Should the relevant military powers come to the conclusion that military action is necessary, the paper continued, it would be evident that they can't count on a UN mandate. "The misgivings that have so far kept Obama from a military entanglement are justified," the Frankfurt daily wrote. But it warned that Obama faces the question of "what his word is worth if he threatens consequences but does not act. The President's credibility and the role of the United States as a global political regulatory force are at stake."

Obama faces difficult decisions, Holland's de Volkskrant agrees. "If Assad gets away with this, anyone can, and US threats of reprisal are empty - with all manner of consequences for the proliferation weapons of mass destruction," the paper said. It concluded: "The logic of deterrent forces Obama to act."

"All eyes are now on US President Barack Obama," Spain's El País noted. The paper added that the West waited too long on intervention, hoping the regime would collapse. "A military intervention is risky, as it could set the entire region ablaze. But to do nothing at all would also send the wrong signal," the Spanish daily concluded.

The Corriere della Sera from Italy also sees the problem of a widening conflict. "It is clear to Syrian President Bashar al-Assad that Barack Obama and the Europeans fear the blaze in his country could spread," the Milan paper wrote, adding that is why Italy is so reluctant to intervene. "But by waiting, the fire practically spread by itself, fueled by the many political, ethnic and religious feuds."

Vienna's Der Standard also agreed that Obama must find a way to put the Assad regime in its place and "confirm US credibility without leading the country into a conflict where neither a victory nor peace are possible." However, the Austrian paper says, "no one knows the magic formula."

"Basically, no one wants a military intervention," France's La Presse de la Manche from Cherbourg commented on developments in Syria: "But, step-by-step, this is where we may be heading. What can we do to stop the massacre of Syrians today, without arming fanatic groups that want our defeat for tomorrow? That is the real question."

"Who is lying, what is true?"- The Neue Zürcher Zeitung from Switzerland pointed out regarding Obama's dilemma. "The US knows from bitter experience that fighting a war for moral reasons does not make it a better war.
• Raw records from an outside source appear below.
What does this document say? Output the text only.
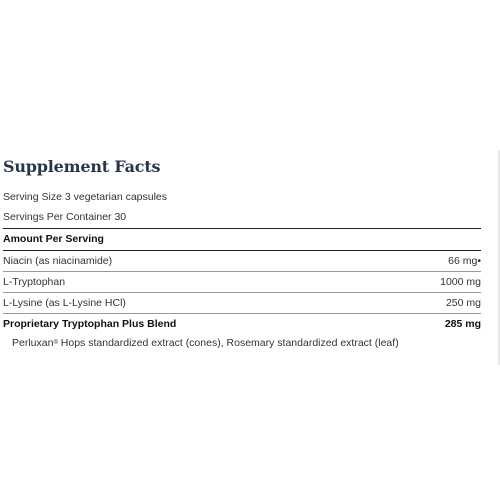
Supplement Facts
Serving Size 3 vegetarian capsules
Servings Per Container 30
Amount Per Serving
Niacin (as niacinamide)	66 mg•
L-Tryptophan	1000 mg
L-Lysine (as L-Lysine HCl)	250 mg
Proprietary Tryptophan Plus Blend	285 mg
Perluxan® Hops standardized extract (cones), Rosemary standardized extract (leaf)
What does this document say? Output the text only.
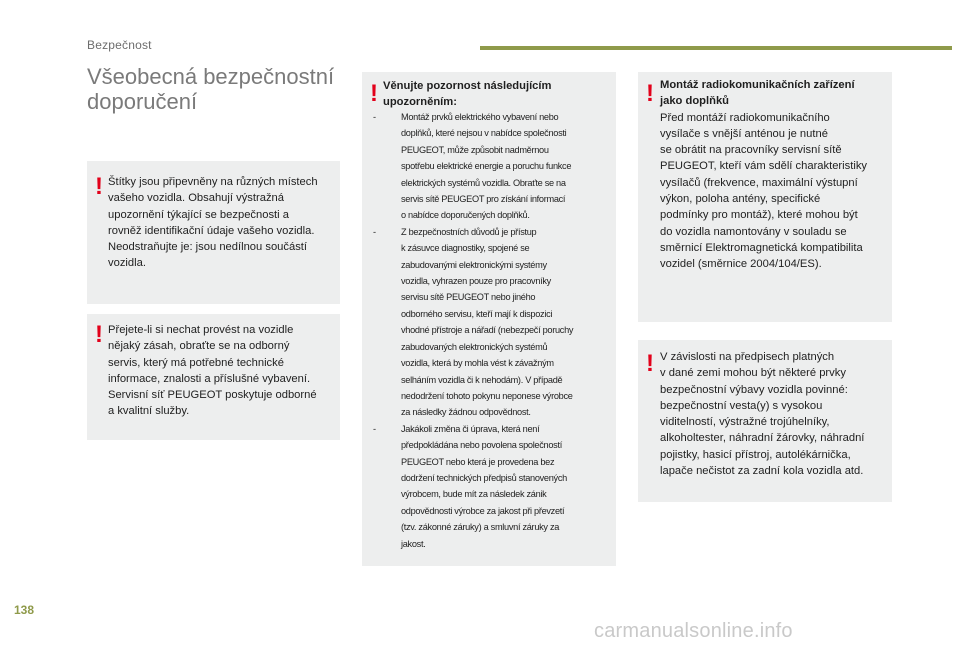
Bezpečnost
Všeobecná bezpečnostní
doporučení
! Štítky jsou připevněny na různých místech
vašeho vozidla. Obsahují výstražná
upozornění týkající se bezpečnosti a
rovněž identifikační údaje vašeho vozidla.
Neodstraňujte je: jsou nedílnou součástí
vozidla.
! Přejete-li si nechat provést na vozidle
nějaký zásah, obraťte se na odborný
servis, který má potřebné technické
informace, znalosti a příslušné vybavení.
Servisní síť PEUGEOT poskytuje odborné
a kvalitní služby.
! Věnujte pozornost následujícím
upozorněním:
-	Montáž prvků elektrického vybavení nebo
doplňků, které nejsou v nabídce společnosti
PEUGEOT, může způsobit nadměrnou
spotřebu elektrické energie a poruchu funkce
elektrických systémů vozidla. Obraťte se na
servis sítě PEUGEOT pro získání informací
o nabídce doporučených doplňků.
-	Z bezpečnostních důvodů je přístup
k zásuvce diagnostiky, spojené se
zabudovanými elektronickými systémy
vozidla, vyhrazen pouze pro pracovníky
servisu sítě PEUGEOT nebo jiného
odborného servisu, kteří mají k dispozici
vhodné přístroje a nářadí (nebezpečí poruchy
zabudovaných elektronických systémů
vozidla, která by mohla vést k závažným
selháním vozidla či k nehodám). V případě
nedodržení tohoto pokynu neponese výrobce
za následky žádnou odpovědnost.
-	Jakákoli změna či úprava, která není
předpokládána nebo povolena společností
PEUGEOT nebo která je provedena bez
dodržení technických předpisů stanovených
výrobcem, bude mít za následek zánik
odpovědnosti výrobce za jakost při převzetí
(tzv. zákonné záruky) a smluvní záruky za
jakost.
! Montáž radiokomunikačních zařízení
jako doplňků
Před montáží radiokomunikačního
vysílače s vnější anténou je nutné
se obrátit na pracovníky servisní sítě
PEUGEOT, kteří vám sdělí charakteristiky
vysílačů (frekvence, maximální výstupní
výkon, poloha antény, specifické
podmínky pro montáž), které mohou být
do vozidla namontovány v souladu se
směrnicí Elektromagnetická kompatibilita
vozidel (směrnice 2004/104/ES).
! V závislosti na předpisech platných
v dané zemi mohou být některé prvky
bezpečnostní výbavy vozidla povinné:
bezpečnostní vesta(y) s vysokou
viditelností, výstražné trojúhelníky,
alkoholtester, náhradní žárovky, náhradní
pojistky, hasicí přístroj, autolékárnička,
lapače nečistot za zadní kola vozidla atd.
138
carmanualsonline.info
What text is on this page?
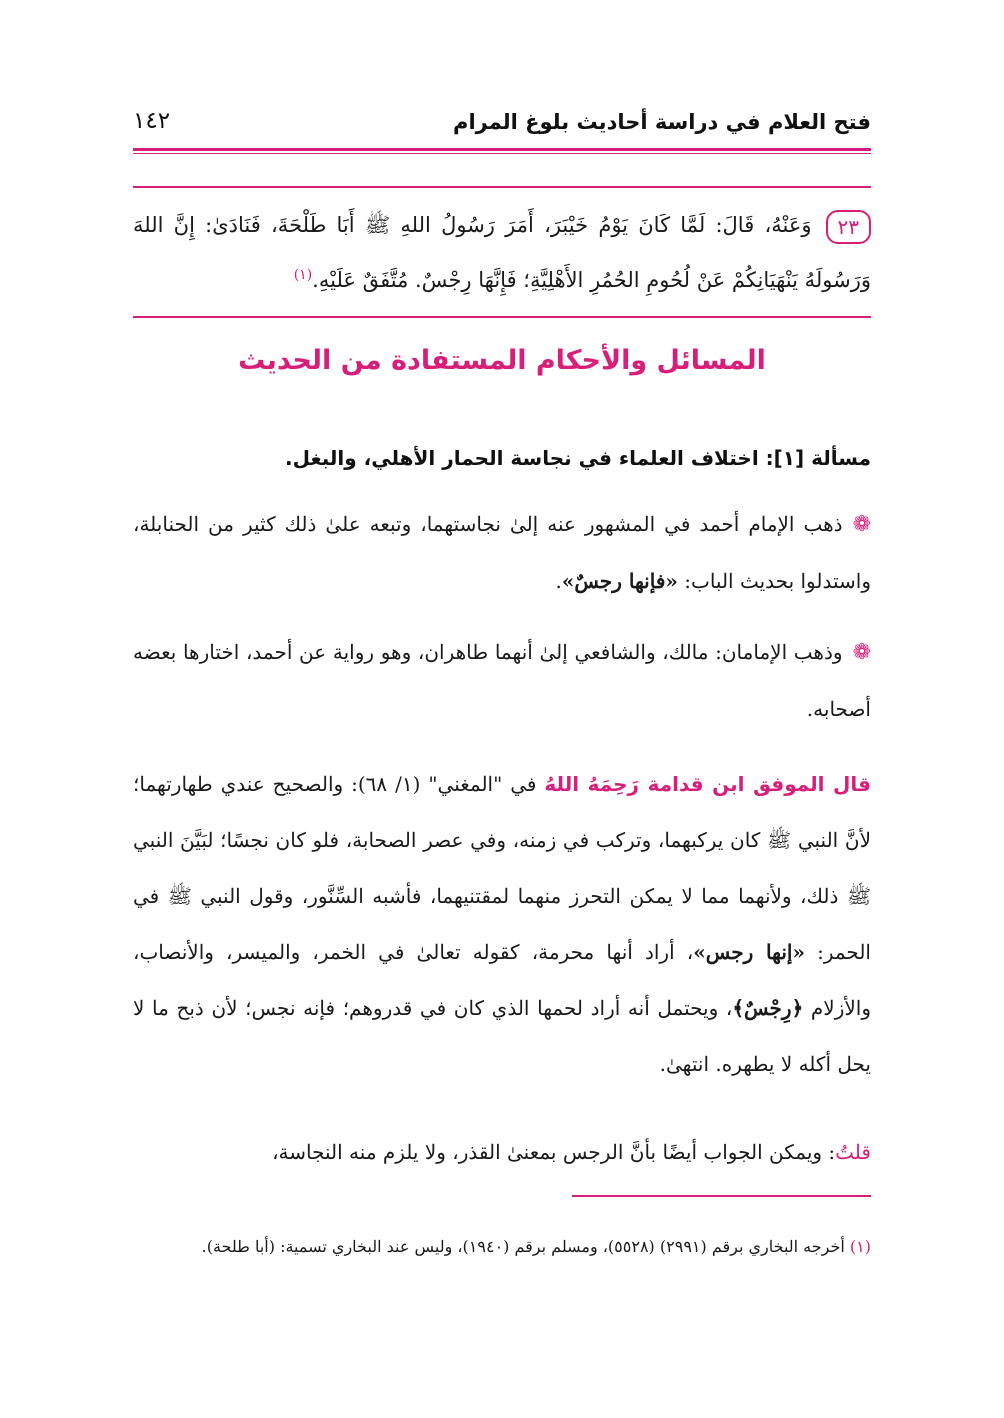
فتح العلام في دراسة أحاديث بلوغ المرام
١٤٢
٢٣وَعَنْهُ، قَالَ: لَمَّا كَانَ يَوْمُ خَيْبَرَ، أَمَرَ رَسُولُ اللهِ ﷺ أَبَا طَلْحَةَ، فَنَادَىٰ: إِنَّ اللهَ وَرَسُولَهُ يَنْهَيَانِكُمْ عَنْ لُحُومِ الحُمُرِ الأَهْلِيَّةِ؛ فَإِنَّهَا رِجْسٌ. مُتَّفَقٌ عَلَيْهِ.$^{(١)}$
المسائل والأحكام المستفادة من الحديث
مسألة [١]: اختلاف العلماء في نجاسة الحمار الأهلي، والبغل.
❁ذهب الإمام أحمد في المشهور عنه إلىٰ نجاستهما، وتبعه علىٰ ذلك كثير من الحنابلة، واستدلوا بحديث الباب: «فإنها رجسٌ».
❁وذهب الإمامان: مالك، والشافعي إلىٰ أنهما طاهران، وهو رواية عن أحمد، اختارها بعضه أصحابه.
قال الموفق ابن قدامة رَحِمَهُ اللهُ في "المغني" (١/ ٦٨): والصحيح عندي طهارتهما؛ لأنَّ النبي ﷺ كان يركبهما، وتركب في زمنه، وفي عصر الصحابة، فلو كان نجسًا؛ لبَيَّنَ النبي ﷺ ذلك، ولأنهما مما لا يمكن التحرز منهما لمقتنيهما، فأشبه السِّنَّور، وقول النبي ﷺ في الحمر: «إنها رجس»، أراد أنها محرمة، كقوله تعالىٰ في الخمر، والميسر، والأنصاب، والأزلام ﴿رِجْسٌ﴾، ويحتمل أنه أراد لحمها الذي كان في قدروهم؛ فإنه نجس؛ لأن ذبح ما لا يحل أكله لا يطهره. انتهىٰ.
قلتُ: ويمكن الجواب أيضًا بأنَّ الرجس بمعنىٰ القذر، ولا يلزم منه النجاسة،
(١) أخرجه البخاري برقم (٢٩٩١) (٥٥٢٨)، ومسلم برقم (١٩٤٠)، وليس عند البخاري تسمية: (أبا طلحة).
The President rightly shies away from following up on his pithy remarks with military action." But the Swiss paper concluded that doing nothing at all carries a rising price, in particular for "Syria's civilian population that is helpless in the face of the terrors of war."

"Special prudence is called for in the case of Syria, where religious confrontation superimposes the fight against the dictatorship," Hungary's Magyar Nemzet wrote. "The country has become a setting for a regional and global conflict of interests."